Whether it’s an impromptu shindig, or you’re snowed in with your whole family, the holidays are the time to take that awesome portrait of your loved ones, maybe with that sweet new camera you just got as a gift. But for the occasional photographer who might not shoot anything more formal than brunch food and a kids’ soccer game, where do you start?
Dave FitzSimmons, a Sigma Pro photographer whose work has run the gamut from calendars to industrial photography and self-published books, recommends keeping it simple above all else. There’s no need to get a complicated rig or multi-light set up. Just a camera, a tripod when necessary and a few small tricks are all you need.
Clean up your frame
This can mean a whole bunch of things, but at its heart, the best thing you can do composition-wise is get your subjects as close together and make sure your frame is free of distractions.
FitzSimmons suggests posing people in a very tight group, eliminating as much space between people as possible. It might feel a little uncomfortable, he says, but it will pay off in a more intimate picture that fits everyone in the frame. “If you can’t see the camera,” FitzSimmons says, “it can’t see you.”
But also keep track of anything that you might not want to see in the final product. That stray wire on the floor? That weird bucket just chilling in your backyard? It might not seem like a big deal when family and friends are posing, but it’s bound to be an annoying element in your portrait.
FitzSimmons recommends looking at your background with a discerning eye, removing anything and everything that might take the attention away from the people (or pets) in the photo.
Getting the shot
The dilemma for the enthusiastic but occasional photographer is having the versatility without the investment. Many newer point-and-shoot cameras come with powerful lenses that are great in all types of circumstances. But for the DSLR and high-end mirrorless camera shooter, the lens choices can seem endless. You’ll want to shoot wide but be able to zoom in tight, all without racking up a bulky gear arsenal and the credit card statements to match.
For the DSLR shooter FitzSimmons personally recommends the Sigma 24-105 f/4, or the even more wide ranging Sigma 18-300 f/3.5-6.3 while the Canon 24-105 f/4 and Nikon 24-85 f/3.5-4.5 are also great options for their respective camera systems. These options will let you shoot telephoto tight for portraits but easily widen up for candid group shots. Most options will also mount onto mirrorless camera bodies like the Sony A series, with an adapter. All of these retail for under a $1,000 and give the amateur photographer some major flex room.

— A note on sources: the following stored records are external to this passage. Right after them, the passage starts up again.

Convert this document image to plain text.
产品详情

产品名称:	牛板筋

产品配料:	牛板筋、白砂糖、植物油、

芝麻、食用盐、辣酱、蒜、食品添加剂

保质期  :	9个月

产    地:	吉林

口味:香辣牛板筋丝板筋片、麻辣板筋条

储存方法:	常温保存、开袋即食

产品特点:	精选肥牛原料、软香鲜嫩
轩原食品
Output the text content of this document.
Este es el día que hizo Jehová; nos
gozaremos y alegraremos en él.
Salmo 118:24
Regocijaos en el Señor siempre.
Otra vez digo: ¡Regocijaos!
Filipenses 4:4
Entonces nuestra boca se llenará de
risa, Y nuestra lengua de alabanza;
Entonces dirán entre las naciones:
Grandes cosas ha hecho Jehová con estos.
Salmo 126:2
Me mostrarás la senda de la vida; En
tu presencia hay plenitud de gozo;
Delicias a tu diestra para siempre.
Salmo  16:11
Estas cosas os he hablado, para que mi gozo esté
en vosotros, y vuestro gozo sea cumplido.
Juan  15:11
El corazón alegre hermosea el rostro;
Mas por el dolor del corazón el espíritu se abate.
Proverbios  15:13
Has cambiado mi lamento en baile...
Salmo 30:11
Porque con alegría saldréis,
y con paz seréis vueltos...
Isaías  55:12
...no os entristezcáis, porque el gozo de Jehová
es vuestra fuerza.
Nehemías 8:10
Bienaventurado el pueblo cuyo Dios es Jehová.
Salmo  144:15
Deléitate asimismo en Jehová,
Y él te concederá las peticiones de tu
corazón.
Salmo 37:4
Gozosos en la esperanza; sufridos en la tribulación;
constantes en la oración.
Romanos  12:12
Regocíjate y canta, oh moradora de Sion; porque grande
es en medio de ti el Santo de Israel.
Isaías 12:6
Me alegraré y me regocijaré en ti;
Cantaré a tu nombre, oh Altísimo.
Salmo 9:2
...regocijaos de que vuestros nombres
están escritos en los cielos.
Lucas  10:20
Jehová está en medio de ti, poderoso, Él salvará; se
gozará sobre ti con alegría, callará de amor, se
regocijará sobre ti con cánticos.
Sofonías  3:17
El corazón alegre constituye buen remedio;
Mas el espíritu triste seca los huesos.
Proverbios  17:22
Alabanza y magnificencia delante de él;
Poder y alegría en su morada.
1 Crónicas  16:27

An important detail to be wary of when shooting inside however, is keeping your lighting sources consistent.
Your tree will likely be giving off a nice warm glow from incandescent bulbs, but that could be mixing with fluorescents and LEDs bouncing around your living room. If you’re near a window, there’s going to be daylight pouring in.
All of these light sources have a different color temperature, meaning they will give a warm or cool cast to your pictures, and when you have multiple sources mixing, funky and unnatural colors will show through. The best way to deal with this is to minimize the type of light sources you have, and maximize the similar ones.
Draw the curtains if its bright outside and jack up the incandescents you have. Or if it’s bright enough, throw those curtains open and flood your home with fresh clean window light.
On exposure settings to use, FitzSimmons acknowledges that most people will be shooting in their camera’s automatic mode, but a good rule of thumb across all types of cameras is to “always expose for the faces,” meaning a well lit and exposed face will make or break a picture. This can be done by changing your bracketing settings on your camera to overexpose or underexpose by different increments, or using your smartphone’s metering or HDR settings to prioritize the face’s exposure.
It’s going to be the most focused on part of your picture and the most noticeable if isn’t exposed properly.
For a simple way to reflect light onto your subjects, FitzSimmons recommends a disk reflector. These are handy, versatile and often cheap additions to the photographer’s toolbox, readily available from most camera shops. In a pinch and for the budget conscious, a large sheet of poster board can do a similar job of bouncing light onto your subjects.
FitzSimmons also recommends a subtle burst from an on-camera flash as a finishing touch. Many cameras will allow you to manually adjust your strobe output, so just set it low, and it will fill in some shadows and add a nice catch light in your subject’s eyes.
Happy shooting, this holiday season!